Replicating some of the success Phi-1.5 with NanoPhi

When I started the NanoPhi project, I had clear goals

Using Phi-like data, textbooks
Using a Model in the 300-400m parameter range
Testing whether Censorship really affected a model

For My model, I chose GPT-2 Medium, a 350m Parameter model, which I finetuned and inferenced on the NanoGPT repository. It was easy to get started, as I'm familiar with the codebase, and I've made custom changes, optimizations and Bugfixes to the setup.

When It came to data, I started the way every project Replicating Phi-1.5 does: Textbooks. Two Great Starter Datasets are Nampdn's Tiny Textbooks, Along with the Sciphi dataset, and finetuning on just those two resulted in a huge performance increase. For one, it's refreshing to see the likes of GPT-2 small and medium go from simple sentence competition to textbook generators, a massive performance boost. Train and Val loss on finetuned downstream tasks were also unusually low, at around 0.71 and 0.74, possibly because the data was well structured, and very low noise.

Phi-1.5 also has other tasks, and It was quite interesting to try and Finetune a model on multitask data at the 300m scale, especially how the model still tends to cope well with 5 different varied tasks, Math, Code, Logic, Roleplay and Textbooks.

For the model, textbooks and roleplay were low-hanging fruit, as it could make textbooks and roleplay on novelty ideas, with less data compared to other categories, like asking for a textbook on "Lotuses and Ninja arts", where the textbook produced an instruction manual and QA on the usage of Lotuses by Ninja, whereas the roleplay described a moonlit pool, a dark ninja, and a precious lotus.
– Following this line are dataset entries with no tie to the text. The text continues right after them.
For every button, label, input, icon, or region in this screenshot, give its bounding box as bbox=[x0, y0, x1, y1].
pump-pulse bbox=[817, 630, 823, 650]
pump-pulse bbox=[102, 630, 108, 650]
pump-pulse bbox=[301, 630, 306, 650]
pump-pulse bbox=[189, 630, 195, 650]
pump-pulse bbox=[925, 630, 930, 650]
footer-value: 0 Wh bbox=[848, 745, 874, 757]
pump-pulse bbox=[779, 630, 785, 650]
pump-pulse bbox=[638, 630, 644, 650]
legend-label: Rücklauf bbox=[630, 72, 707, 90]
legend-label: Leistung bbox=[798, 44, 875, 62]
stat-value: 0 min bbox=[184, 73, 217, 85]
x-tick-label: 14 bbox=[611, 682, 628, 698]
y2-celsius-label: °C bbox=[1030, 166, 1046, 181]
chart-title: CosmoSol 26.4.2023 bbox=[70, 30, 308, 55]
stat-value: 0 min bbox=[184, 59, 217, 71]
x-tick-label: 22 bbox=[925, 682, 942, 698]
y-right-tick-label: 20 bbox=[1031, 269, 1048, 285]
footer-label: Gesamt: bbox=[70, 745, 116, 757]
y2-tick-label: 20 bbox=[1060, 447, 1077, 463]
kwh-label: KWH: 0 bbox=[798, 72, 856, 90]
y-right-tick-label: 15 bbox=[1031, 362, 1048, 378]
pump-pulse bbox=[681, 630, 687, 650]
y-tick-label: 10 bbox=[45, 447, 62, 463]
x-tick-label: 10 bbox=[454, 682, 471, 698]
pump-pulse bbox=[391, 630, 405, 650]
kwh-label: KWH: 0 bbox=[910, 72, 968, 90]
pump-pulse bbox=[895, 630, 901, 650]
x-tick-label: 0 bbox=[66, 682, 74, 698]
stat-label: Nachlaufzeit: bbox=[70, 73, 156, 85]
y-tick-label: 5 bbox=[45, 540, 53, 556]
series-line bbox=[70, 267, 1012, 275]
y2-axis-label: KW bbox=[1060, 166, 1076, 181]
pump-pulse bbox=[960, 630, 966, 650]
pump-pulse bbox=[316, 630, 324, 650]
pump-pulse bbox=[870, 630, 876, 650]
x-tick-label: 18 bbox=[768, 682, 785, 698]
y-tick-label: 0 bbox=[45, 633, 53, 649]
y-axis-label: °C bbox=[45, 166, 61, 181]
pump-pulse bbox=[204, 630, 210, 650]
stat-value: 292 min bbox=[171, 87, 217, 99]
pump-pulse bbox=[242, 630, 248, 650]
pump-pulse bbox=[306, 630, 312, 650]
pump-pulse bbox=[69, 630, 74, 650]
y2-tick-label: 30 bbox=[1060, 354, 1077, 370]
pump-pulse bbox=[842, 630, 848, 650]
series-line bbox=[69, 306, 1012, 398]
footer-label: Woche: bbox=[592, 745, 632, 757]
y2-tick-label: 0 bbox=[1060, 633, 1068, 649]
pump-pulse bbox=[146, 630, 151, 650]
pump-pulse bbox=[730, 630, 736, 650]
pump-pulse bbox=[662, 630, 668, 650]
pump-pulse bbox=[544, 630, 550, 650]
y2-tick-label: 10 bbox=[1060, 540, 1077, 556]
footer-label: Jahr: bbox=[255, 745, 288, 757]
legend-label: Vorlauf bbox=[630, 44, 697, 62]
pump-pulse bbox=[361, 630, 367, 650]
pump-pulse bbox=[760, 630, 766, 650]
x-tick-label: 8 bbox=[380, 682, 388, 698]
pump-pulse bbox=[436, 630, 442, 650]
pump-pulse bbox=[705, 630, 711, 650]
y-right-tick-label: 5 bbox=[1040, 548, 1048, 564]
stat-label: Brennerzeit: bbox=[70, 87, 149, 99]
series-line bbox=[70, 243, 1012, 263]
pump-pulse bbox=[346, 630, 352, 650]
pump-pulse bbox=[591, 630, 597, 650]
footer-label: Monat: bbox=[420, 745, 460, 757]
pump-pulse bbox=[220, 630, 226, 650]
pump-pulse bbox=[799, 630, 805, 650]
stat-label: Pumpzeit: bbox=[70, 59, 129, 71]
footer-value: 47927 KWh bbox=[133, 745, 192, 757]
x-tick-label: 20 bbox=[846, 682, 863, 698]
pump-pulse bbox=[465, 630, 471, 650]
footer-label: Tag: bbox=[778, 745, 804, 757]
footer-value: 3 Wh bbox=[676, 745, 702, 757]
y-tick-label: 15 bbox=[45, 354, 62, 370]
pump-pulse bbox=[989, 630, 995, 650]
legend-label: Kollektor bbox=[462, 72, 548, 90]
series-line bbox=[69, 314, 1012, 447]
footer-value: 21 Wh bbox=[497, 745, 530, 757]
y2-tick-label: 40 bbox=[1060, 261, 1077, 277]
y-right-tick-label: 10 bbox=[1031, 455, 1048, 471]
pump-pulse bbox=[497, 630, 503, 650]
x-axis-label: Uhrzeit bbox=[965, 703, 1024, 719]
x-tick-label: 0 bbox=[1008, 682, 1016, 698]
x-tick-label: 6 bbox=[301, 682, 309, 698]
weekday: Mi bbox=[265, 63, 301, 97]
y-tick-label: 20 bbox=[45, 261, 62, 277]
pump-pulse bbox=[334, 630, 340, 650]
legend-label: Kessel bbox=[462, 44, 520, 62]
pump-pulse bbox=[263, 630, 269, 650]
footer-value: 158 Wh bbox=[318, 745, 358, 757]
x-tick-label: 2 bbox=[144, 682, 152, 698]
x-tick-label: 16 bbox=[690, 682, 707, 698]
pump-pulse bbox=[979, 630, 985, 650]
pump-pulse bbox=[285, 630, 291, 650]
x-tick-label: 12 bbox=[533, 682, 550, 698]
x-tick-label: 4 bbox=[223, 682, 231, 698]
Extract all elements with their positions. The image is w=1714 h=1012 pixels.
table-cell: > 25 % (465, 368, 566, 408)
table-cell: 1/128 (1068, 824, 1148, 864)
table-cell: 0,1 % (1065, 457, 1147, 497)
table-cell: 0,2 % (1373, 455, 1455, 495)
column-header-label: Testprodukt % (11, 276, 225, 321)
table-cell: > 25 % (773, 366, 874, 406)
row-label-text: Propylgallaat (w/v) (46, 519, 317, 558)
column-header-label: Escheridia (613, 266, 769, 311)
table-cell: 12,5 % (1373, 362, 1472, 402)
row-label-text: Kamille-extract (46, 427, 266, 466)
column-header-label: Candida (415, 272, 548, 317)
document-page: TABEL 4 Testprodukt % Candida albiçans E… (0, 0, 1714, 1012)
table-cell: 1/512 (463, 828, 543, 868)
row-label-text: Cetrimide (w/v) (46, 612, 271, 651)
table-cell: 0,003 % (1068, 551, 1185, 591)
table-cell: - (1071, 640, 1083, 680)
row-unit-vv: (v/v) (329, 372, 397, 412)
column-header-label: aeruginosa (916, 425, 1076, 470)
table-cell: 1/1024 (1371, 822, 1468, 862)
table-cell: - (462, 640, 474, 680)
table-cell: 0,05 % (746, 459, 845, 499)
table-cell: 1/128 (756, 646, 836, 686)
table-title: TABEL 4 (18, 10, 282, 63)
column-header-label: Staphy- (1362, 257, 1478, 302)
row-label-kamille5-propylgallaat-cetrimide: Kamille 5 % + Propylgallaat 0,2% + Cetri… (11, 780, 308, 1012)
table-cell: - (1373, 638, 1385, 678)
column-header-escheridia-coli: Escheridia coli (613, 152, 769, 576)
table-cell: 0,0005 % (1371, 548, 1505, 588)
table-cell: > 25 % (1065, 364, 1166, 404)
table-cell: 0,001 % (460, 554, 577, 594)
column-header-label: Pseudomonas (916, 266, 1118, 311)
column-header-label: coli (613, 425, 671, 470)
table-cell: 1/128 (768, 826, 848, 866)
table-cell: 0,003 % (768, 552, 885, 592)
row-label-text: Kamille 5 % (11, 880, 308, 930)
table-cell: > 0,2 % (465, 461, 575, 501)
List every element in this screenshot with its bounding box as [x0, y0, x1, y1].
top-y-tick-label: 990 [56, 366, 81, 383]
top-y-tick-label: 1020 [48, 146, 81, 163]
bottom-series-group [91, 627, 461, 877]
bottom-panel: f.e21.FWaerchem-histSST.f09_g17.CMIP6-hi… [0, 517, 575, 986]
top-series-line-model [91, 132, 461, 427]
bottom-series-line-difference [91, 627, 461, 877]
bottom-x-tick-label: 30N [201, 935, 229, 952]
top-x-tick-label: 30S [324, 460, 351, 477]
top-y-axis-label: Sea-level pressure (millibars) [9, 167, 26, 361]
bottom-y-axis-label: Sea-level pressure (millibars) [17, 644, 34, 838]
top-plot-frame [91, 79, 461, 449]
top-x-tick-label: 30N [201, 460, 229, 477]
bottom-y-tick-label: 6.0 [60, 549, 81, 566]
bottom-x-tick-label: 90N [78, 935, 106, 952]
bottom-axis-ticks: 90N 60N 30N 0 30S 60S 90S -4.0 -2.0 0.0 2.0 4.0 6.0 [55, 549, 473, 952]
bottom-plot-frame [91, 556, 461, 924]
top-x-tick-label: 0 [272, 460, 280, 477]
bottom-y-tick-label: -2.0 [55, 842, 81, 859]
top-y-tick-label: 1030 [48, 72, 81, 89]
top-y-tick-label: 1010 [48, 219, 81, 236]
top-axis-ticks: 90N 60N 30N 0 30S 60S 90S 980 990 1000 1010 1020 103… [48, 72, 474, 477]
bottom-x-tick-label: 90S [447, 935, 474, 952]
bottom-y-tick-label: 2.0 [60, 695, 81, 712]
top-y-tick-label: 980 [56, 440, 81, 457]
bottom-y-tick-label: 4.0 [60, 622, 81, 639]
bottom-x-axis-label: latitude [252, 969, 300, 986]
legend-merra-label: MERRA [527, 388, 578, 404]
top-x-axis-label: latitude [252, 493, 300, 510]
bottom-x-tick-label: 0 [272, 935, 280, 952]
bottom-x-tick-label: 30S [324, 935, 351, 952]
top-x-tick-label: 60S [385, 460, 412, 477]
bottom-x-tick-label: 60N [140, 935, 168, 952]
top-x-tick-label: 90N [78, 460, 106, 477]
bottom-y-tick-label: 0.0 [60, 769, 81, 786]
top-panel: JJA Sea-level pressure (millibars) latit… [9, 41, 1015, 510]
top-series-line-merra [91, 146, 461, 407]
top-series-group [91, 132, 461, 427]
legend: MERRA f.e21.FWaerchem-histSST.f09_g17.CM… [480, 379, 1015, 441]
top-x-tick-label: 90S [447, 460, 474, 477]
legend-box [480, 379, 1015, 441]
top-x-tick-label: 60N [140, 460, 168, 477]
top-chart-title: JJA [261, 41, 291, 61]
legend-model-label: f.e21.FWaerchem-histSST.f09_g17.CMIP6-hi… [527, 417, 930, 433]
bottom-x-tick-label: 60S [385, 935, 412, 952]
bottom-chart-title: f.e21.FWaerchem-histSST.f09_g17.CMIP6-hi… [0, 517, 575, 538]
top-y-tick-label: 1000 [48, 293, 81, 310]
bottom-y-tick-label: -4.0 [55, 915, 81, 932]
Code, Math, and Logic did not go so well. Initially, Logic was first seen as an emergent ability after training on textbooks gave the model basic Inductive Reasoning, like "If Beavers live in Dams and Dams are built on rivers, the Beavers must live in rivers." Further Usage of datasets like Open Platypus, did not provide much of an Improvement, but the model did start outputting small amounts of Legible Latex, and could probably produce more complex equations.

The Code parts of the NanoPhi Project are underutilized. The Model would probably be much better off if I happened to use a structured approach like the NanoPhi Paper. The current dataset simply uses ~5GB of code search net, yet this dataset is too advanced for the Level that this model is being trained for. Due to the mixture of Noisy Data and GPU constraints, the Model is weak at the basics of code and is weak at non-trivial code.

Math is affected by several reasons, including

bad base model. GPT-2s tokenizer isn't for numbers, and has few code tokens, so it may have been a bad Idea to start from this model, but I can't pretrain on a better tokenizer like GPT-4, so I'm stuck with this one
I may have saturated the amount of tasks the model can handle. No one has tried Teaching models of this size for multiple diverse domain tasks, and this may be the limit. However, if this were the case, then all the tasks would be worse off, but previous tasks are still performant at the same level.
Size Difficulties. As the GPT-3 paper said "LLMs are Generalist Engines" However, I'm nowhere near that size. Math, code, and logic might just be beyond the capabilities of these model scales.

For My work, Censorship did affect model Quality. While this could just be a side effect of my data choices, after incorporating the Pippa Dataset into the Model, its other writing skills grew significantly, with the model incorporating more sensory details and having a more coherent story, more spatially accurate, better In general. You could probably Achieve similar with a curated writing dataset, perhaps those offered by Palmyra. The Pippa Data also helps make the model good at POV and Spatial Human Body Anatomy, as the positions of characters tend to make sense, with arms, heads and legs all in the right places. (perhaps those sus c.ai chats are useful after all 😉)

But the coolest thing I found, is that the model creates its own tag, a custom task, which It calls [asy]. I don't see it in the training data, but it seems to mean a mixture of code and math, and it often shows up at the ends of Code and math ans. When You prompt Code for math or use [asy] instead of [Math], the model seems to perform better.

I would expand this work towards:

Working with this Data in longer context lens
Observe more Multitask data, Grokking Curves, and emergent capabilities
Pretraining on this data, or multi-epoch training
Replicating OS phi-1 coding dataset
Finetuning Larger Models to Increase factual knowledge and better formatting.